Didn't stay long cause he was only a kid,
But Jones hadn't learnt his lesson from the time that he did,
Tried to fit in with the cool kids, messin up his school grades,
Only thing he wanted was respect like the movies,
But cinemas not the best parental figure,
And his mind needed guidance from somebody who had been there,
Try to teach him morals stead of screamin with the chorus of,
Not our problem, someone deal with him for us,
Poor us, we got problems of our own.

So, alone Mr Jones roamed homes,
Slept beneath the stars on the street,
Where the cars all beep,
Cause they all got somewhere to go,
Jones, hated laughs cause he wasn't included,
Wouldn't talk shit cause he couldn't refute it,
Learned to blend in, tried to take as he please,
Wasn't ever gonna beg for money down on his knees,
Cause he wasn't a bum.

But then again a bum he would become,
Jones never finished school and he slept in a slum,
Now you're probably expecting some kind of a break,
Jones'll find a mistake in his mis-woven fate,
But no, he never found his only golden ticket,
Never came around pity for a lonely sick kid,
In fact it's almost like he never existed,
He died under a bridge and no one missed him.

And the cars still beeped, and the people still shook,
Took two weeks to find him cause nobody looked,
Jones was buried in a cemetery, barely remembered,
In a world of people just as dead as him.

Reviews


XptigerXptiger

Rated 4.5 / 5 stars October 26, 2009

Amazing

I love the lyrics, and the background music was really nice althought it went on a bit too long at the end for me but apart from that. I really like this.


BigRed responds:

sankyoo


KyoshenKyoshen

Rated 4.5 / 5 stars October 26, 2009

Pure awesomenes

This was just awesome. I dont like rap over all but this song was just beautiful. But why I'm not giving you a 10 is that the ending is just a little flat you know. But over all is awesome !!!!


BigRed responds:

The ending was flat on purpose, just to bug you! :D


ethereal-monkethereal-monk

Rated 3.5 / 5 stars October 26, 2009

I like what I'm hearing

First off, good job Big Red.

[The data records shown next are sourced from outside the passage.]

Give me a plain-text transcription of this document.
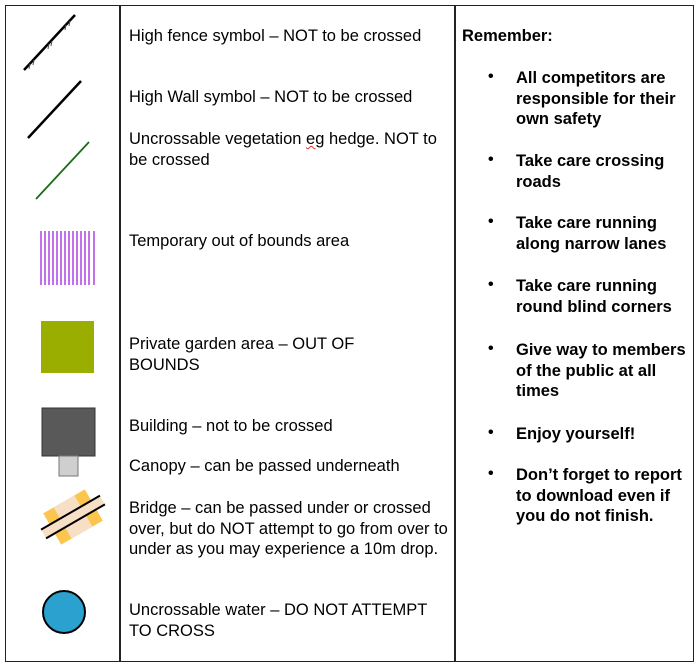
High fence symbol – NOT to be crossed
High Wall symbol – NOT to be crossed
Uncrossable vegetation eg hedge. NOT to be crossed
Temporary out of bounds area
Private garden area – OUT OF BOUNDS
Building – not to be crossed
Canopy – can be passed underneath
Bridge – can be passed under or crossed over, but do NOT attempt to go from over to under as you may experience a 10m drop.
Uncrossable water – DO NOT ATTEMPT TO CROSS
Remember:
• All competitors are responsible for their own safety
• Take care crossing roads
• Take care running along narrow lanes
• Take care running round blind corners
• Give way to members of the public at all times
• Enjoy yourself!
• Don’t forget to report to download even if you do not finish.
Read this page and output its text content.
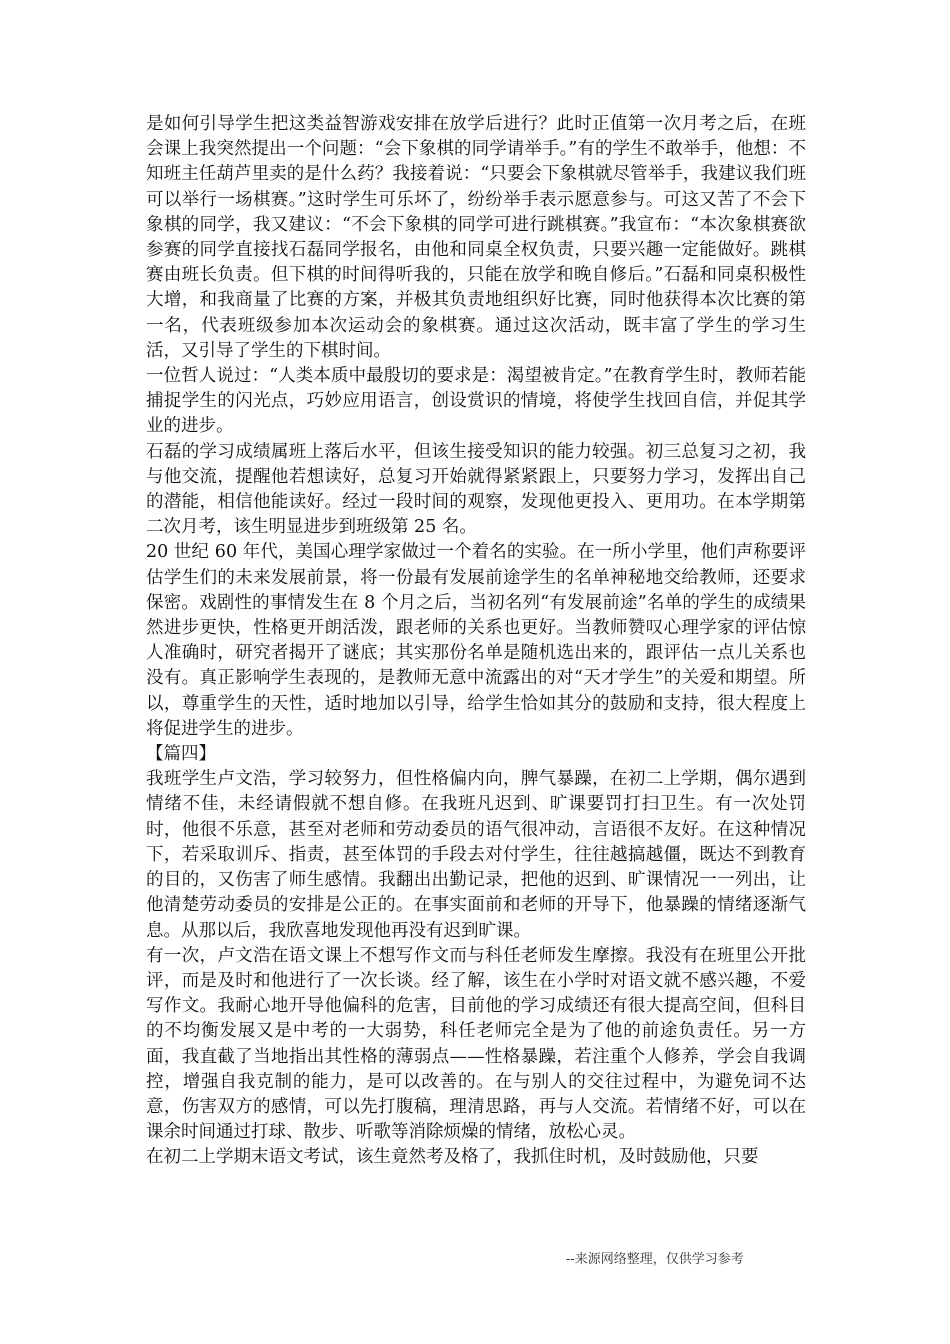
是如何引导学生把这类益智游戏安排在放学后进行？此时正值第一次月考之后，在班会课上我突然提出一个问题：“会下象棋的同学请举手。”有的学生不敢举手，他想：不知班主任葫芦里卖的是什么药？我接着说：“只要会下象棋就尽管举手，我建议我们班可以举行一场棋赛。”这时学生可乐坏了，纷纷举手表示愿意参与。可这又苦了不会下象棋的同学，我又建议：“不会下象棋的同学可进行跳棋赛。”我宣布：“本次象棋赛欲参赛的同学直接找石磊同学报名，由他和同桌全权负责，只要兴趣一定能做好。跳棋赛由班长负责。但下棋的时间得听我的，只能在放学和晚自修后。”石磊和同桌积极性大增，和我商量了比赛的方案，并极其负责地组织好比赛，同时他获得本次比赛的第一名，代表班级参加本次运动会的象棋赛。通过这次活动，既丰富了学生的学习生活，又引导了学生的下棋时间。

一位哲人说过：“人类本质中最殷切的要求是：渴望被肯定。”在教育学生时，教师若能捕捉学生的闪光点，巧妙应用语言，创设赏识的情境，将使学生找回自信，并促其学业的进步。

石磊的学习成绩属班上落后水平，但该生接受知识的能力较强。初三总复习之初，我与他交流，提醒他若想读好，总复习开始就得紧紧跟上，只要努力学习，发挥出自己的潜能，相信他能读好。经过一段时间的观察，发现他更投入、更用功。在本学期第二次月考，该生明显进步到班级第 25 名。

20 世纪 60 年代，美国心理学家做过一个着名的实验。在一所小学里，他们声称要评估学生们的未来发展前景，将一份最有发展前途学生的名单神秘地交给教师，还要求保密。戏剧性的事情发生在 8 个月之后，当初名列“有发展前途”名单的学生的成绩果然进步更快，性格更开朗活泼，跟老师的关系也更好。当教师赞叹心理学家的评估惊人准确时，研究者揭开了谜底；其实那份名单是随机选出来的，跟评估一点儿关系也没有。真正影响学生表现的，是教师无意中流露出的对“天才学生”的关爱和期望。所以，尊重学生的天性，适时地加以引导，给学生恰如其分的鼓励和支持，很大程度上将促进学生的进步。

【篇四】

我班学生卢文浩，学习较努力，但性格偏内向，脾气暴躁，在初二上学期，偶尔遇到情绪不佳，未经请假就不想自修。在我班凡迟到、旷课要罚打扫卫生。有一次处罚时，他很不乐意，甚至对老师和劳动委员的语气很冲动，言语很不友好。在这种情况下，若采取训斥、指责，甚至体罚的手段去对付学生，往往越搞越僵，既达不到教育的目的，又伤害了师生感情。我翻出出勤记录，把他的迟到、旷课情况一一列出，让他清楚劳动委员的安排是公正的。在事实面前和老师的开导下，他暴躁的情绪逐渐气息。从那以后，我欣喜地发现他再没有迟到旷课。

有一次，卢文浩在语文课上不想写作文而与科任老师发生摩擦。我没有在班里公开批评，而是及时和他进行了一次长谈。经了解，该生在小学时对语文就不感兴趣，不爱写作文。我耐心地开导他偏科的危害，目前他的学习成绩还有很大提高空间，但科目的不均衡发展又是中考的一大弱势，科任老师完全是为了他的前途负责任。另一方面，我直截了当地指出其性格的薄弱点——性格暴躁，若注重个人修养，学会自我调控，增强自我克制的能力，是可以改善的。在与别人的交往过程中，为避免词不达意，伤害双方的感情，可以先打腹稿，理清思路，再与人交流。若情绪不好，可以在课余时间通过打球、散步、听歌等消除烦燥的情绪，放松心灵。

在初二上学期末语文考试，该生竟然考及格了，我抓住时机，及时鼓励他，只要

--来源网络整理，仅供学习参考
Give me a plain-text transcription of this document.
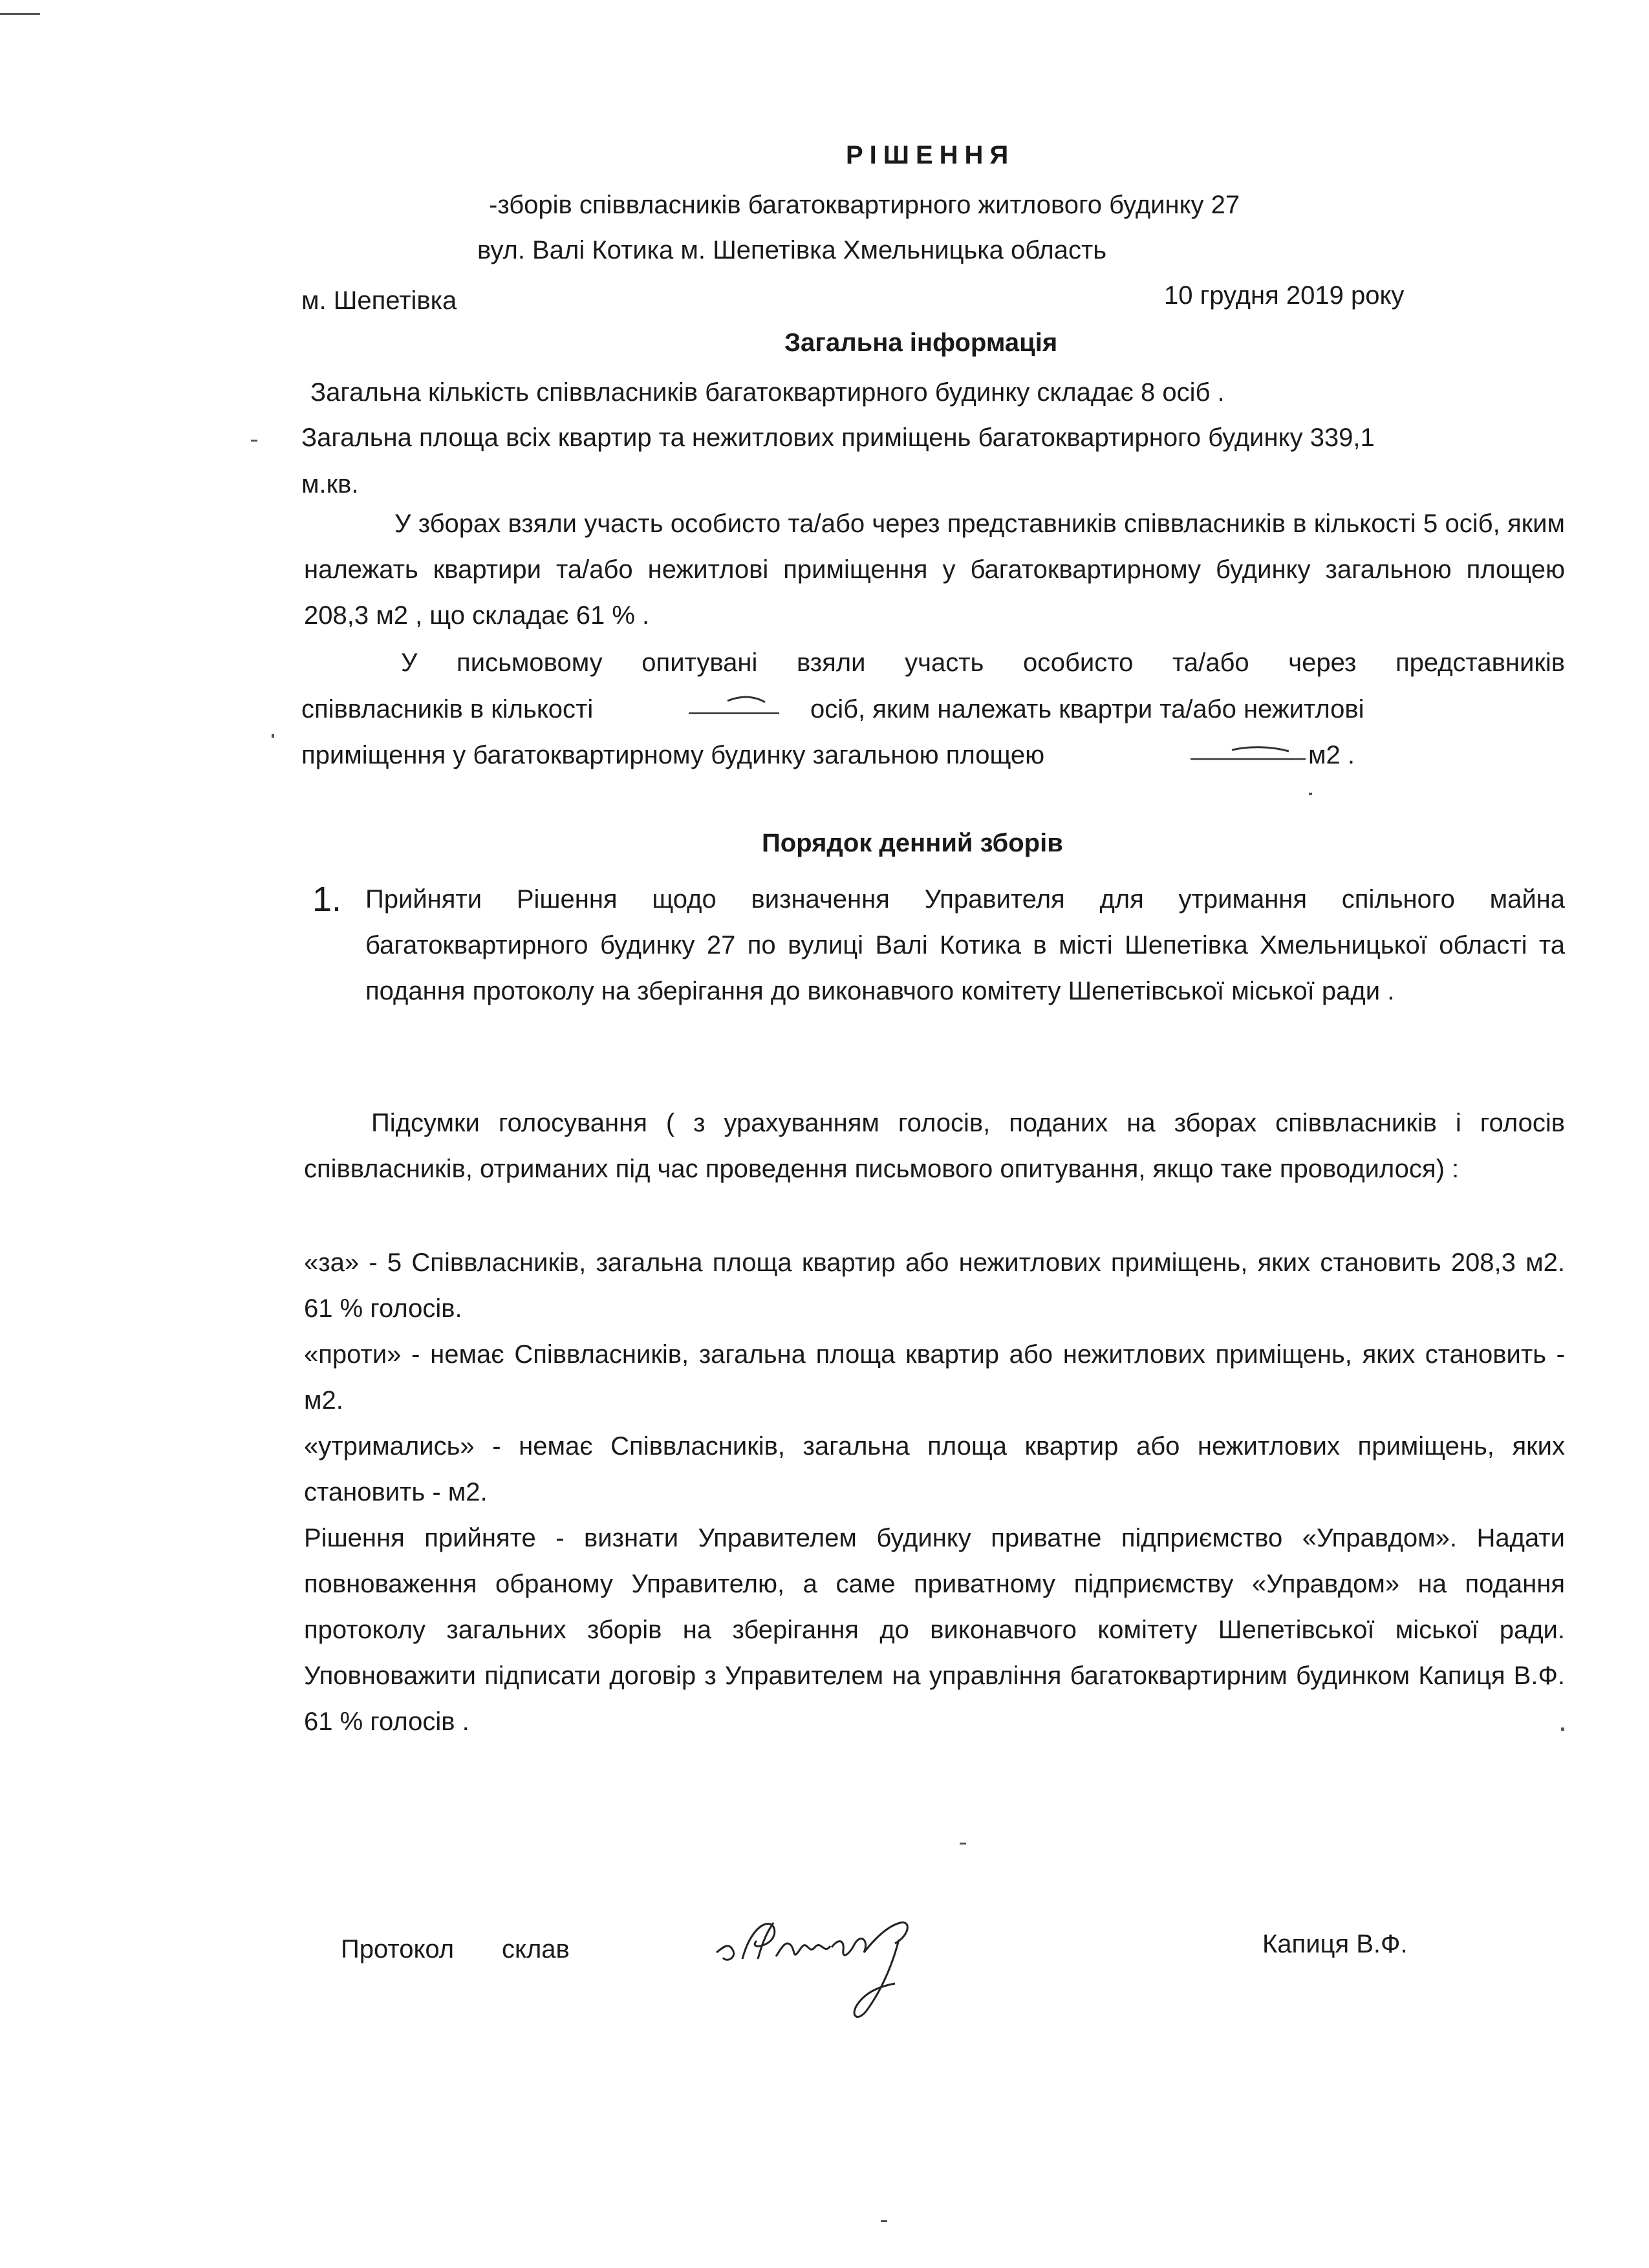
РІШЕННЯ
-зборів співвласників багатоквартирного житлового будинку 27
вул. Валі Котика м. Шепетівка Хмельницька область
м. Шепетівка	10 грудня 2019 року
Загальна інформація
Загальна кількість співвласників багатоквартирного будинку складає 8 осіб .
Загальна площа всіх квартир та нежитлових приміщень багатоквартирного будинку 339,1
м.кв.
У зборах взяли участь особисто та/або через представників співвласників в кількості 5 осіб, яким належать квартири та/або нежитлові приміщення у багатоквартирному будинку загальною площею 208,3 м2 , що складає 61 % .
У письмовому опитувані взяли участь особисто та/або через представників
співвласників в кількості	осіб, яким належать квартри та/або нежитлові
приміщення у багатоквартирному будинку загальною площею	м2 .
Порядок денний зборів
1. Прийняти Рішення щодо визначення Управителя для утримання спільного майна багатоквартирного будинку 27 по вулиці Валі Котика в місті Шепетівка Хмельницької області та подання протоколу на зберігання до виконавчого комітету Шепетівської міської ради .
Підсумки голосування ( з урахуванням голосів, поданих на зборах співвласників і голосів співвласників, отриманих під час проведення письмового опитування, якщо таке проводилося) :
«за» - 5 Співвласників, загальна площа квартир або нежитлових приміщень, яких становить 208,3 м2. 61 % голосів.
«проти» - немає Співвласників, загальна площа квартир або нежитлових приміщень, яких становить - м2.
«утримались» - немає Співвласників, загальна площа квартир або нежитлових приміщень, яких становить - м2.
Рішення прийняте - визнати Управителем будинку приватне підприємство «Управдом». Надати повноваження обраному Управителю, а саме приватному підприємству «Управдом» на подання протоколу загальних зборів на зберігання до виконавчого комітету Шепетівської міської ради. Уповноважити підписати договір з Управителем на управління багатоквартирним будинком Капиця В.Ф. 61 % голосів .
Протокол склав	Капиця В.Ф.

I think this song could use some work but so far I really like what I see. You have the right feeling in your voice and a good pensive rhyme scheme. You could look over the words cleaning things up adding some more canny quirks.
The biggest thing to look at though is getting a chorus in with some good melodies and maybe some sick emotional singing. Because no matter how good the rap is, people's ears can get tired pretty quick so the chorus is your perfect chance to jazz it up.
Right now all you have is harmonies, rap, and a beat. There are those that can lay out some better melodies for you, but like you said you are improving.
It was nice of you to give a shout out to YunVeros and maybe you could ask to collab with him.
Like I said, I like what I'm hearing. So best of luck, and keep it up.
-EtherealMonk
7/10 for improvement
5/5 for effort


BigRed responds:

See, I didn't want to put a chorus in this one, I wanted it to be more of a poem than a cohesive song. And I would love to collab with YunVeroz one of these days, although I'm under the impression that he doesn't do it much. Some day maybe!


LordakianLordakian

Rated 4 / 5 stars October 26, 2009

good not perfect

Very much words but less music
Work at this


BigRed responds:

Will do dog!


JohnLeprechaunJohnLeprechaun

Rated 5 / 5 stars October 25, 2009

Interesting.

I gotta admit, I usually despise rap. Hate it, loathe it, spit at it. But this song was amazing. It had a great message, and the last line (although it didn't rhyme at all) had a crushing message. Definitely one of the most influential songs I've heard in a while.


BigRed responds:

You're not listening to the right rap! There's a whole world of intelligent-thought-provoking-musical ly-beautiful hip hop out there just waiting for you! I'm glad you liked this one!